Romário também deu seu show à parte. Foi dele o segundo gol, aproveitando bobeira da defesa e driblando o goleiro Pumpido. O Baixinho ainda protagonizou lances brilhantes contra a Argentina. Em um deles, aplicou dois chapéus na entrada da área, mas não conseguiu a finalização. Maradona também foi vítima e tomou uma caneta do camisa 11, que quase levou o Maracanã abaixo, tamanha a vibração da torcida carioca.
Para não dizer que Maradona só teve momentos ruins na Copa América de 1989, o argentino foi protagonista de um dos lances mais geniais do torneio. Contra o Uruguai, no Maracanã, ele arriscou um lindo chute do meio de campo. A bola encobriu o goleiro uruguaio e carimbou, caprichosamente, o travessão.
Brasil encerra jejum de 40 anos
Em 16 de julho de 1989, Brasil e Uruguai decidiram a Copa América no Maracanã. 132.743 torcedores acompanharam a decisão e viram o Brasil encerrar o jejum de 40 anos sem títulos da Copa América. Desta vez, coube a Romário decidir o jogo. Aos quatro minutos da etapa final, ele aproveitou cruzamento de Mazinho, se antecipou ao goleiro Zeoli e, de cabeça, fez o gol do título. Foi o terceiro gol do Baixinho no torneio. Bebeto foi o artilheiro, com seis bolas nas redes.
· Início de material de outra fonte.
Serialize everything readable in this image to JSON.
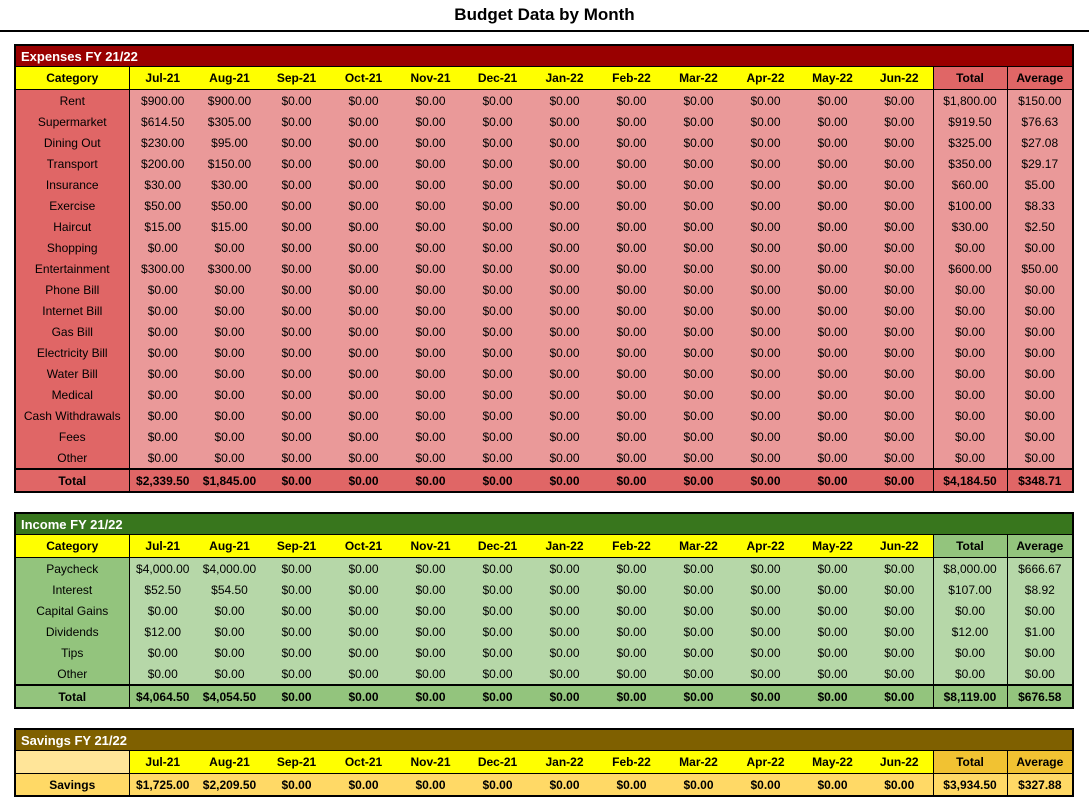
{
  "page_title": "Budget Data by Month",
  "months": [
    "Jul-21",
    "Aug-21",
    "Sep-21",
    "Oct-21",
    "Nov-21",
    "Dec-21",
    "Jan-22",
    "Feb-22",
    "Mar-22",
    "Apr-22",
    "May-22",
    "Jun-22"
  ],
  "tables": [
    {
      "name": "expenses",
      "title": "Expenses FY 21/22",
      "category_header": "Category",
      "total_header": "Total",
      "average_header": "Average",
      "bold_rows": false,
      "colors": {
        "bar": "#990000",
        "bar_text": "#ffffff",
        "header_category_bg": "#ffff00",
        "month_header_bg": "#ffff00",
        "total_header_bg": "#e06666",
        "category_bg": "#e06666",
        "cell_bg": "#ea9999",
        "summary_bg": "#e06666"
      },
      "rows": [
        {
          "category": "Rent",
          "values": [
            "$900.00",
            "$900.00",
            "$0.00",
            "$0.00",
            "$0.00",
            "$0.00",
            "$0.00",
            "$0.00",
            "$0.00",
            "$0.00",
            "$0.00",
            "$0.00"
          ],
          "total": "$1,800.00",
          "average": "$150.00"
        },
        {
          "category": "Supermarket",
          "values": [
            "$614.50",
            "$305.00",
            "$0.00",
            "$0.00",
            "$0.00",
            "$0.00",
            "$0.00",
            "$0.00",
            "$0.00",
            "$0.00",
            "$0.00",
            "$0.00"
          ],
          "total": "$919.50",
          "average": "$76.63"
        },
        {
          "category": "Dining Out",
          "values": [
            "$230.00",
            "$95.00",
            "$0.00",
            "$0.00",
            "$0.00",
            "$0.00",
            "$0.00",
            "$0.00",
            "$0.00",
            "$0.00",
            "$0.00",
            "$0.00"
          ],
          "total": "$325.00",
          "average": "$27.08"
        },
        {
          "category": "Transport",
          "values": [
            "$200.00",
            "$150.00",
            "$0.00",
            "$0.00",
            "$0.00",
            "$0.00",
            "$0.00",
            "$0.00",
            "$0.00",
            "$0.00",
            "$0.00",
            "$0.00"
          ],
          "total": "$350.00",
          "average": "$29.17"
        },
        {
          "category": "Insurance",
          "values": [
            "$30.00",
            "$30.00",
            "$0.00",
            "$0.00",
            "$0.00",
            "$0.00",
            "$0.00",
            "$0.00",
            "$0.00",
            "$0.00",
            "$0.00",
            "$0.00"
          ],
          "total": "$60.00",
          "average": "$5.00"
        },
        {
          "category": "Exercise",
          "values": [
            "$50.00",
            "$50.00",
            "$0.00",
            "$0.00",
            "$0.00",
            "$0.00",
            "$0.00",
            "$0.00",
            "$0.00",
            "$0.00",
            "$0.00",
            "$0.00"
          ],
          "total": "$100.00",
          "average": "$8.33"
        },
        {
          "category": "Haircut",
          "values": [
            "$15.00",
            "$15.00",
            "$0.00",
            "$0.00",
            "$0.00",
            "$0.00",
            "$0.00",
            "$0.00",
            "$0.00",
            "$0.00",
            "$0.00",
            "$0.00"
          ],
          "total": "$30.00",
          "average": "$2.50"
        },
        {
          "category": "Shopping",
          "values": [
            "$0.00",
            "$0.00",
            "$0.00",
            "$0.00",
            "$0.00",
            "$0.00",
            "$0.00",
            "$0.00",
            "$0.00",
            "$0.00",
            "$0.00",
            "$0.00"
          ],
          "total": "$0.00",
          "average": "$0.00"
        },
        {
          "category": "Entertainment",
          "values": [
            "$300.00",
            "$300.00",
            "$0.00",
            "$0.00",
            "$0.00",
            "$0.00",
            "$0.00",
            "$0.00",
            "$0.00",
            "$0.00",
            "$0.00",
            "$0.00"
          ],
          "total": "$600.00",
          "average": "$50.00"
        },
        {
          "category": "Phone Bill",
          "values": [
            "$0.00",
            "$0.00",
            "$0.00",
            "$0.00",
            "$0.00",
            "$0.00",
            "$0.00",
            "$0.00",
            "$0.00",
            "$0.00",
            "$0.00",
            "$0.00"
          ],
          "total": "$0.00",
          "average": "$0.00"
        },
        {
          "category": "Internet Bill",
          "values": [
            "$0.00",
            "$0.00",
            "$0.00",
            "$0.00",
            "$0.00",
            "$0.00",
            "$0.00",
            "$0.00",
            "$0.00",
            "$0.00",
            "$0.00",
            "$0.00"
          ],
          "total": "$0.00",
          "average": "$0.00"
        },
        {
          "category": "Gas Bill",
          "values": [
            "$0.00",
            "$0.00",
            "$0.00",
            "$0.00",
            "$0.00",
            "$0.00",
            "$0.00",
            "$0.00",
            "$0.00",
            "$0.00",
            "$0.00",
            "$0.00"
          ],
          "total": "$0.00",
          "average": "$0.00"
        },
        {
          "category": "Electricity Bill",
          "values": [
            "$0.00",
            "$0.00",
            "$0.00",
            "$0.00",
            "$0.00",
            "$0.00",
            "$0.00",
            "$0.00",
            "$0.00",
            "$0.00",
            "$0.00",
            "$0.00"
          ],
          "total": "$0.00",
          "average": "$0.00"
        },
        {
          "category": "Water Bill",
          "values": [
            "$0.00",
            "$0.00",
            "$0.00",
            "$0.00",
            "$0.00",
            "$0.00",
            "$0.00",
            "$0.00",
            "$0.00",
            "$0.00",
            "$0.00",
            "$0.00"
          ],
          "total": "$0.00",
          "average": "$0.00"
        },
        {
          "category": "Medical",
          "values": [
            "$0.00",
            "$0.00",
            "$0.00",
            "$0.00",
            "$0.00",
            "$0.00",
            "$0.00",
            "$0.00",
            "$0.00",
            "$0.00",
            "$0.00",
            "$0.00"
          ],
          "total": "$0.00",
          "average": "$0.00"
        },
        {
          "category": "Cash Withdrawals",
          "values": [
            "$0.00",
            "$0.00",
            "$0.00",
            "$0.00",
            "$0.00",
            "$0.00",
            "$0.00",
            "$0.00",
            "$0.00",
            "$0.00",
            "$0.00",
            "$0.00"
          ],
          "total": "$0.00",
          "average": "$0.00"
        },
        {
          "category": "Fees",
          "values": [
            "$0.00",
            "$0.00",
            "$0.00",
            "$0.00",
            "$0.00",
            "$0.00",
            "$0.00",
            "$0.00",
            "$0.00",
            "$0.00",
            "$0.00",
            "$0.00"
          ],
          "total": "$0.00",
          "average": "$0.00"
        },
        {
          "category": "Other",
          "values": [
            "$0.00",
            "$0.00",
            "$0.00",
            "$0.00",
            "$0.00",
            "$0.00",
            "$0.00",
            "$0.00",
            "$0.00",
            "$0.00",
            "$0.00",
            "$0.00"
          ],
          "total": "$0.00",
          "average": "$0.00"
        }
      ],
      "summary_row": {
        "label": "Total",
        "values": [
          "$2,339.50",
          "$1,845.00",
          "$0.00",
          "$0.00",
          "$0.00",
          "$0.00",
          "$0.00",
          "$0.00",
          "$0.00",
          "$0.00",
          "$0.00",
          "$0.00"
        ],
        "total": "$4,184.50",
        "average": "$348.71"
      }
    },
    {
      "name": "income",
      "title": "Income FY 21/22",
      "category_header": "Category",
      "total_header": "Total",
      "average_header": "Average",
      "bold_rows": false,
      "colors": {
        "bar": "#38761d",
        "bar_text": "#ffffff",
        "header_category_bg": "#ffff00",
        "month_header_bg": "#ffff00",
        "total_header_bg": "#93c47d",
        "category_bg": "#93c47d",
        "cell_bg": "#b6d7a8",
        "summary_bg": "#93c47d"
      },
      "rows": [
        {
          "category": "Paycheck",
          "values": [
            "$4,000.00",
            "$4,000.00",
            "$0.00",
            "$0.00",
            "$0.00",
            "$0.00",
            "$0.00",
            "$0.00",
            "$0.00",
            "$0.00",
            "$0.00",
            "$0.00"
          ],
          "total": "$8,000.00",
          "average": "$666.67"
        },
        {
          "category": "Interest",
          "values": [
            "$52.50",
            "$54.50",
            "$0.00",
            "$0.00",
            "$0.00",
            "$0.00",
            "$0.00",
            "$0.00",
            "$0.00",
            "$0.00",
            "$0.00",
            "$0.00"
          ],
          "total": "$107.00",
          "average": "$8.92"
        },
        {
          "category": "Capital Gains",
          "values": [
            "$0.00",
            "$0.00",
            "$0.00",
            "$0.00",
            "$0.00",
            "$0.00",
            "$0.00",
            "$0.00",
            "$0.00",
            "$0.00",
            "$0.00",
            "$0.00"
          ],
          "total": "$0.00",
          "average": "$0.00"
        },
        {
          "category": "Dividends",
          "values": [
            "$12.00",
            "$0.00",
            "$0.00",
            "$0.00",
            "$0.00",
            "$0.00",
            "$0.00",
            "$0.00",
            "$0.00",
            "$0.00",
            "$0.00",
            "$0.00"
          ],
          "total": "$12.00",
          "average": "$1.00"
        },
        {
          "category": "Tips",
          "values": [
            "$0.00",
            "$0.00",
            "$0.00",
            "$0.00",
            "$0.00",
            "$0.00",
            "$0.00",
            "$0.00",
            "$0.00",
            "$0.00",
            "$0.00",
            "$0.00"
          ],
          "total": "$0.00",
          "average": "$0.00"
        },
        {
          "category": "Other",
          "values": [
            "$0.00",
            "$0.00",
            "$0.00",
            "$0.00",
            "$0.00",
            "$0.00",
            "$0.00",
            "$0.00",
            "$0.00",
            "$0.00",
            "$0.00",
            "$0.00"
          ],
          "total": "$0.00",
          "average": "$0.00"
        }
      ],
      "summary_row": {
        "label": "Total",
        "values": [
          "$4,064.50",
          "$4,054.50",
          "$0.00",
          "$0.00",
          "$0.00",
          "$0.00",
          "$0.00",
          "$0.00",
          "$0.00",
          "$0.00",
          "$0.00",
          "$0.00"
        ],
        "total": "$8,119.00",
        "average": "$676.58"
      }
    },
    {
      "name": "savings",
      "title": "Savings FY 21/22",
      "category_header": "",
      "total_header": "Total",
      "average_header": "Average",
      "bold_rows": true,
      "colors": {
        "bar": "#7f6000",
        "bar_text": "#ffffff",
        "header_category_bg": "#ffe599",
        "month_header_bg": "#ffff00",
        "total_header_bg": "#f1c232",
        "category_bg": "#ffd966",
        "cell_bg": "#ffd966",
        "summary_bg": "#ffd966"
      },
      "rows": [
        {
          "category": "Savings",
          "values": [
            "$1,725.00",
            "$2,209.50",
            "$0.00",
            "$0.00",
            "$0.00",
            "$0.00",
            "$0.00",
            "$0.00",
            "$0.00",
            "$0.00",
            "$0.00",
            "$0.00"
          ],
          "total": "$3,934.50",
          "average": "$327.88"
        }
      ],
      "summary_row": null
    }
  ]
}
- Foi o único torneio que joguei com o apoio da torcida brasileira. Fui eleito o melhor jogador e artilheiro. Não tive a oportunidade que os jogadores de hoje terão, de jogar uma Copa do Mundo no meu país. Mas posso dizer que joguei a Copa América. E é impressionante a motivação. É um negocio muito forte – disse Bebeto.